Some understand 1 Corinthians 7:15 as another “exception,” allowing remarriage if an unbelieving spouse divorces a believer. However, the context does not mention remarriage, but only says a believer is not bound to continue a marriage if an unbelieving spouse wants to leave. Others claim that abuse (spousal or child) is a valid reason for divorce even though it is not listed as such in the Bible. While this may very well be the case, it is never wise to presume upon the Word of God.

Sometimes lost in the debate over the exception clause is the fact that whatever “marital unfaithfulness” means, it is an allowance for divorce, not a requirement for it. Even when adultery is committed, a couple can, through God’s grace, learn to forgive and begin rebuilding their marriage. God has forgiven us of so much more. Surely we can follow His example and even forgive the sin of adultery (Ephesians 4:32). However, in many instances, a spouse is unrepentant and continues in sexual immorality. That is where Matthew 19:9 can possibly be applied. Many also look to quickly remarry after a divorce when God might desire them to remain single. God sometimes calls people to be single so that their attention is not divided (1 Corinthians 7:32-35). Remarriage after a divorce may be an option in some circumstances, but that does not mean it is the only option.

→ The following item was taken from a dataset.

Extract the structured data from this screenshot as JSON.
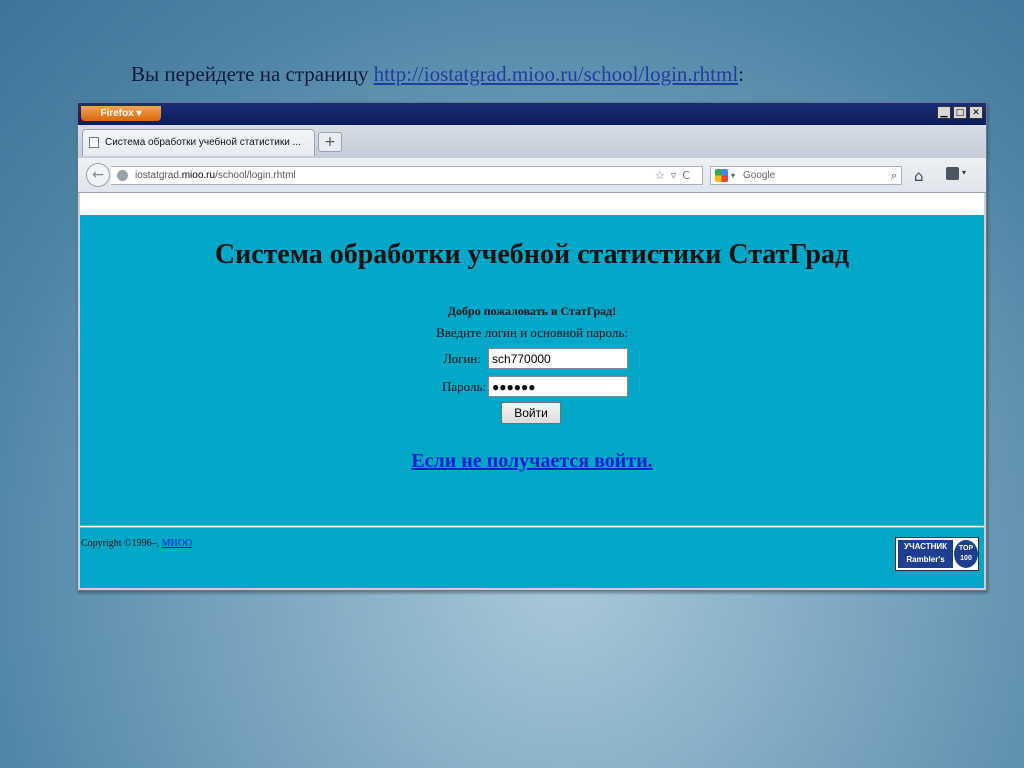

It is distressing that the divorce rate among professing Christians is nearly as high as that of the unbelieving world. The Bible makes it abundantly clear that God hates divorce (Malachi 2:16) and that reconciliation and forgiveness should be the marks of a believer’s life (Luke 11:4; Ephesians 4:32). However, God recognizes that divorce will occur, even among His children. A divorced and/or remarried believer should not feel any less loved by God, even if the divorce and/or remarriage is not covered under the possible exception clause of Matthew 19:9. God often uses even the sinful disobedience of Christians to accomplish great good.